The simplest prompt is zero-shot: you describe the task, provide the input, and rely on the model’s pre-trained knowledge to produce the output.

Classify the text into neutral, negative, or positive.
Text: I think the food was okay.
Sentiment:

Zero-shot prompts work well for anything the model has seen many similar examples of during pre-training — sentiment classification, summarization, translation, simple Q&A. They fail when the task is domain-specific, when the output format matters, or when your notion of “correct” does not match the model’s defaults.

Few-shot prompting addresses the second and third problems by embedding a handful of input-output examples directly in the prompt, so the model can see what a good response looks like before generating its own.
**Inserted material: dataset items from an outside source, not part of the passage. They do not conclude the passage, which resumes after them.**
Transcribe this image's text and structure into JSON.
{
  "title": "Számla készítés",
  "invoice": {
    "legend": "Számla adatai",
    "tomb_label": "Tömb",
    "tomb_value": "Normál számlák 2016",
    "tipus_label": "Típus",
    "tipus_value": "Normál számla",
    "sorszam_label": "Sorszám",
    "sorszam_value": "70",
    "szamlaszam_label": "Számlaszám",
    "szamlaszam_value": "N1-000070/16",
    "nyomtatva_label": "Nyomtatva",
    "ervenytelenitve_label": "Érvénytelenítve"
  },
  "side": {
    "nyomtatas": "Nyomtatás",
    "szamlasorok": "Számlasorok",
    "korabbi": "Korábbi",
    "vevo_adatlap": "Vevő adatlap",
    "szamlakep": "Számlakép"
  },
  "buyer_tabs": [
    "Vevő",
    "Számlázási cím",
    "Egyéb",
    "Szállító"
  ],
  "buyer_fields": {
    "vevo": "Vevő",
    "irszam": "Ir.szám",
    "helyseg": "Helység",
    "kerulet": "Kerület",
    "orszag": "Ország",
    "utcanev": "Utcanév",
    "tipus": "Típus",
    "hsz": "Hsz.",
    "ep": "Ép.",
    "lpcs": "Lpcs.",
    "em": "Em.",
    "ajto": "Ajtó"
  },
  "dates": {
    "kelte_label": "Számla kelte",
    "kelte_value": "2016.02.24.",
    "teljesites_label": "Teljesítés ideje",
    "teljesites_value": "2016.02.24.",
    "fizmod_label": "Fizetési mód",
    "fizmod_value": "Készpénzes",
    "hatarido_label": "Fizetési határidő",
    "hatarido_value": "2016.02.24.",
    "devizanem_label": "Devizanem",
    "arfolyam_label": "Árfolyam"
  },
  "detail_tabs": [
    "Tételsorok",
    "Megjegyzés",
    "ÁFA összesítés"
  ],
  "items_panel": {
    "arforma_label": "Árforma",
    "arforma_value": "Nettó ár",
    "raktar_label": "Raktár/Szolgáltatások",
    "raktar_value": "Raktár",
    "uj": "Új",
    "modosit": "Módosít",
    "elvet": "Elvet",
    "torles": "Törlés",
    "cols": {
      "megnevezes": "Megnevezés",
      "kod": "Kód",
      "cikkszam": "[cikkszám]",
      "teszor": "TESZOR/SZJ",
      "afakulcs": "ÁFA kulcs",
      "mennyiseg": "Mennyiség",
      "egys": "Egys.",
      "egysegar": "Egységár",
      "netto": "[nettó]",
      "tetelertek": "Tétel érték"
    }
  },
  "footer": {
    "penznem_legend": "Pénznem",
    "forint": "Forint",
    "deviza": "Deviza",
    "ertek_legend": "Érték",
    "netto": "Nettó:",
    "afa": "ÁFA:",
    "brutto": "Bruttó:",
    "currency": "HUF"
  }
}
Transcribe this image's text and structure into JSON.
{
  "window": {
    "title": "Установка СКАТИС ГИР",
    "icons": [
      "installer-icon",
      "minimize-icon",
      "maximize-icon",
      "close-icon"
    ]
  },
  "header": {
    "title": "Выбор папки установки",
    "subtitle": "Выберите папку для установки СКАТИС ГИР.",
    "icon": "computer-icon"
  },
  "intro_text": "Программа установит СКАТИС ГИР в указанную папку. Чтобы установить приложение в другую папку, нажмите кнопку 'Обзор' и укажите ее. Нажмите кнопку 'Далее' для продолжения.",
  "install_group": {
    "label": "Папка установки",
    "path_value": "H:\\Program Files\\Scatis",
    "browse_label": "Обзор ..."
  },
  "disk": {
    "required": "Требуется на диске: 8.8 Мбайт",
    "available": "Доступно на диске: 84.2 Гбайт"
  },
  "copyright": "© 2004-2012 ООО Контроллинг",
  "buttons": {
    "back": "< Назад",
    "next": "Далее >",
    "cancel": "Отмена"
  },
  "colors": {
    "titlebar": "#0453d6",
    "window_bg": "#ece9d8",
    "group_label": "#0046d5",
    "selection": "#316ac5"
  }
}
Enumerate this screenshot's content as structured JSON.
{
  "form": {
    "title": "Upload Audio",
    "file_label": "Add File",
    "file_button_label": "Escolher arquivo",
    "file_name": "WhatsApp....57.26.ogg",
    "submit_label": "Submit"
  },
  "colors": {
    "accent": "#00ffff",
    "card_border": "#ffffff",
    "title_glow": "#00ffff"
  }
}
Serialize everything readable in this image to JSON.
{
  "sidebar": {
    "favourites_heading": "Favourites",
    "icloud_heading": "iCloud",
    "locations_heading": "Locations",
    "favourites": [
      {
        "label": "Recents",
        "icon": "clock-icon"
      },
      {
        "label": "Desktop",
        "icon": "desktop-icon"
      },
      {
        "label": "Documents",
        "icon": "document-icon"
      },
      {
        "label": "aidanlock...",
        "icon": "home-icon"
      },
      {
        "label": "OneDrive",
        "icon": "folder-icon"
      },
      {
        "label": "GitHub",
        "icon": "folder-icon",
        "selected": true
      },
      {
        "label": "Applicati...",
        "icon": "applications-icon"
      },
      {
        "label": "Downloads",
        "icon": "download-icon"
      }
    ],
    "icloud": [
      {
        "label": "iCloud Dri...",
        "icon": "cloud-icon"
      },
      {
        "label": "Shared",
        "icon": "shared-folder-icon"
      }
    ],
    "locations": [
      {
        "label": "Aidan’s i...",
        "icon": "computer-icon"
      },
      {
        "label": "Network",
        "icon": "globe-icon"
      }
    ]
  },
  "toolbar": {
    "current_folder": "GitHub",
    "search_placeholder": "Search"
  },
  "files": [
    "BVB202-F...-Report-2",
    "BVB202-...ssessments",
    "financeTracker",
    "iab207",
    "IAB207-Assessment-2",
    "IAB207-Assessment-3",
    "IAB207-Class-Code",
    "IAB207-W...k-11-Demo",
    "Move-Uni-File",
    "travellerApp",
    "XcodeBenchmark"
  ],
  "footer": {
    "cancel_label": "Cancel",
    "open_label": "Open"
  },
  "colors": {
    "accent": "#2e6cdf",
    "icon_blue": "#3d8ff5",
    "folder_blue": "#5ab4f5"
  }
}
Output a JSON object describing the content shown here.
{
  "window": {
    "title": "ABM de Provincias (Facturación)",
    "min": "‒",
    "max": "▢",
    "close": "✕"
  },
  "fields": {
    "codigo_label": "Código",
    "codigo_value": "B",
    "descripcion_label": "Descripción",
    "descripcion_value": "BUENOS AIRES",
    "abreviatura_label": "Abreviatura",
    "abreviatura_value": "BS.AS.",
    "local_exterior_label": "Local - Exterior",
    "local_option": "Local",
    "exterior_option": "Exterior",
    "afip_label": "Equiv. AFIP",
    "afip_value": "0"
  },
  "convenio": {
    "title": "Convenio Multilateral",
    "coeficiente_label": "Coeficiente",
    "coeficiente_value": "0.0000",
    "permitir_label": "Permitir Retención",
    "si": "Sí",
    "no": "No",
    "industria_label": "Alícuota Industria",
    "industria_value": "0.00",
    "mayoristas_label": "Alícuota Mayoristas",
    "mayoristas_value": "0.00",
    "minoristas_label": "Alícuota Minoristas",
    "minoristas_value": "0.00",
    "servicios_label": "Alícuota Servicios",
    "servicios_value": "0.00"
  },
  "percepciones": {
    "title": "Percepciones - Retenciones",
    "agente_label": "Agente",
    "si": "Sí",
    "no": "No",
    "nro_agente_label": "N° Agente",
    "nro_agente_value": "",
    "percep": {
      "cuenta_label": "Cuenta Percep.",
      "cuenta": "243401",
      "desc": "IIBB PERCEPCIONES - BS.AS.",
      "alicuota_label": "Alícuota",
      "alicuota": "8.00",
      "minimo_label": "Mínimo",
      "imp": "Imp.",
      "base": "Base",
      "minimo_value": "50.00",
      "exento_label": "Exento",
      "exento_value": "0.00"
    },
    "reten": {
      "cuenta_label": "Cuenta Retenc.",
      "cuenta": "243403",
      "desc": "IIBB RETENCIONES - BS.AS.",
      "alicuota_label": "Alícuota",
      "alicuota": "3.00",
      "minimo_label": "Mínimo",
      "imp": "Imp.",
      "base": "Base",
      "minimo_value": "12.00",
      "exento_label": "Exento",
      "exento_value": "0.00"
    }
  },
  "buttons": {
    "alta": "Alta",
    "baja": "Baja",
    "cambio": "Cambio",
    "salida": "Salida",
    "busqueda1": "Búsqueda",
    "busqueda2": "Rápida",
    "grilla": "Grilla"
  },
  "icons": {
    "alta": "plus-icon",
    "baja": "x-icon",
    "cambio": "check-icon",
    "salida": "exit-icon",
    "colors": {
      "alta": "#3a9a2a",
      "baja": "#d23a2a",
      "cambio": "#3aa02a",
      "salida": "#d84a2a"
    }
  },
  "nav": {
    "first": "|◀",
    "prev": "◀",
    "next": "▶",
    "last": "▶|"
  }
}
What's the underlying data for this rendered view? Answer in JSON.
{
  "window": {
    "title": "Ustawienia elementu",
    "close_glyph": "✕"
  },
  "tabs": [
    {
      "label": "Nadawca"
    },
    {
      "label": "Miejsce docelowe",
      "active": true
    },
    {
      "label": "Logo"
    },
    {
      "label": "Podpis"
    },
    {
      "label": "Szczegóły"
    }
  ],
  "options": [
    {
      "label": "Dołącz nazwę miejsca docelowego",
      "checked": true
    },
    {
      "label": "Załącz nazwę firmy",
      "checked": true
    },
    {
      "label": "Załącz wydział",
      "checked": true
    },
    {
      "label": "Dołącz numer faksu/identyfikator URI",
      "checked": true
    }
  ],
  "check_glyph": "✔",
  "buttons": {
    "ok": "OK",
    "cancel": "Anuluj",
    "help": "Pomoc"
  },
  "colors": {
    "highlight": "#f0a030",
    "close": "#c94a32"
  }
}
Classify the text into neutral, negative, or positive.

Example: The food was awesome.
Sentiment: positive

Text: I think the vacation is okay.
Sentiment:

Research has surfaced a counterintuitive finding about why few-shot actually works in large models: larger models learn mostly from the format of examples, not from the labels themselves. Wei et al. (2023) showed that deliberately flipping the labels in few-shot examples barely hurts large-model accuracy on many tasks, while the structural consistency of the examples matters enormously. The practical implication for you is to put your energy into keeping the example format clean and consistent, rather than agonizing over which particular examples are most “informative.”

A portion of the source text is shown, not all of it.